After 6 min she started to fixate on and track objects [...]. Within 2 min of presenting [an] orange slice the observer saw her tracking an orange slice [...] but she did not grasp it. She then started to fixate on and reach, usually inaccurately, toward orange slices held by her interpreter. She leaned forward so her face was close to the orange slice, then reached past it and brought her hand back toward herself to grasp it [...]. Despite many misses and adjustments [...] [at] 19 min, she started fixating on orange slices held by three people and reached toward them with increasing accuracy. By 23 min, she accurately reached for them with relatively smooth ballistic movements and grasped them in a natural manner on almost every trial. (Chen et al., 2016, p. 1070)

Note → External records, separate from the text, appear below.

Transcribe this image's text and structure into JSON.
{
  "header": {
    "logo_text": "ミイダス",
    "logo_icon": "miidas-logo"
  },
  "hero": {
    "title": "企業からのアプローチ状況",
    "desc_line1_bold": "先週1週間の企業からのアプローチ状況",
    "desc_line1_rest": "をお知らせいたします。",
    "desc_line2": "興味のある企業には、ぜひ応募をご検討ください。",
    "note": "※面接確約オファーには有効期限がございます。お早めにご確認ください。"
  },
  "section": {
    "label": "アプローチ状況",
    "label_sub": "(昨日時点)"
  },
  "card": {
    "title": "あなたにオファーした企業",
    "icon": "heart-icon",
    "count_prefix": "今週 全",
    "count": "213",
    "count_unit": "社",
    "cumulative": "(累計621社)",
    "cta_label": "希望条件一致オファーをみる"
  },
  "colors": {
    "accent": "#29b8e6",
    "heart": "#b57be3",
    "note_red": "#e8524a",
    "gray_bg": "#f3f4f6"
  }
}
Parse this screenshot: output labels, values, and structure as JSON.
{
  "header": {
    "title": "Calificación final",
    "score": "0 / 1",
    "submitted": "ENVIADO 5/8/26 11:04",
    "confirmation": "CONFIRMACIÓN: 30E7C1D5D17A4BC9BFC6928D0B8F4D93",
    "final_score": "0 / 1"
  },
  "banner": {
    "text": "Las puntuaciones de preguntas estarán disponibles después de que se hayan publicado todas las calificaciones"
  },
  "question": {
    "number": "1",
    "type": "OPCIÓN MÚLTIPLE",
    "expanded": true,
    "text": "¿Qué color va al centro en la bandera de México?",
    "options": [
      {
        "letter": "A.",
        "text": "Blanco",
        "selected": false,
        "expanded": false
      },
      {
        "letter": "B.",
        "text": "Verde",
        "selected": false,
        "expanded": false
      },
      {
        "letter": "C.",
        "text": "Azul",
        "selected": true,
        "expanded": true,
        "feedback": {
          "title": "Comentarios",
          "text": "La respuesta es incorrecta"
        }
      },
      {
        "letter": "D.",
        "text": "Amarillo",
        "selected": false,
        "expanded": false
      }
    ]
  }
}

The child had about 20 minutes of practice or experience that allowed for an integration of tactile and visual modalities in dorsal stream/motor-control dynamics. Indeed, Chen et al. describe it as a case of rapid (plastic) integration. Ferretti (2018), however, refers to it as a case of “re- calibration” in eye-hand coordination. The different terminology points to an ambiguity between what could count as calibration (or re-calibration) of already existing capacities versus the kind of plastic changes that would constitute an integration of sense modalities based on learning (see Occelli, 2020). Sensory-motor recalibration or adaptation, for example, takes place as the result of wearing prism glasses that shift the visual field a certain angle to left or right (Rode et al., 2015; Rossetti et al., 2015). One could assume that a similar re-calibration would need to occur with respect to the shape of one’s grasp if one dons glasses that change the apparent size of the object. Such re-calibrations seem to be just a re-attunement or fine-tuning of intermodal correlations that already exist, similar to the re-focusing process that may take some time after one moves from complete darkness into bright light. Occelli (2020), however, commenting on the 5-day test in the Prakash experiments, suggests this sort of re-calibration. “The rapidity by which crossmodal transfer is established suggests that the neural substrates responsible for crossmodal interactions are already present, but in a covert manner.” Such re-calibrations seem rather different from establishing or re-establishing neural connections via the effects of longer-term plasticity.
5 Conclusion
By pursuing the Molyneux question we end up with more questions than answers. Assuming that visual perception does not begin before bandage removal, is the relevant measure intra-modality object recognition (after 48 hours), or inter-modality tests (after 5 days) (Held et al., 2011), or sensory-motor coordination that depends on the dorsal visual pathway (after 23 minutes) (Chen et al., 2016)? If we settle on one of these measures, the empirical answer may still be ambiguous. It depends on (1) how strictly one stays with Molyneux’s question which specifies that the Molyneux patient is “made to see”; (2) What background theory of perception one holds, or how precisely in this regard we define visual perception – must it involve motricity and not just sensory processing, for example (Noë, 2004)? (3) What sort of neural plasticity is involved (dorsal-motoric versus visual cortex; early critical periods versus late post-operation; calibration of covert connections versus establishing and integrating new neural connections)? (4) How close does the formulation support the in-principle question rather than the empirical question?
The age of the subject (3-4 years) in Chen et al.’s experiment versus older patients in the more standard experiments, may also be an important factor to consider. Answers to Molyneux can take different shapes depending on how one addresses these issues, and it may be impossible to see definitively which is ‘yes’ and which is ‘no’.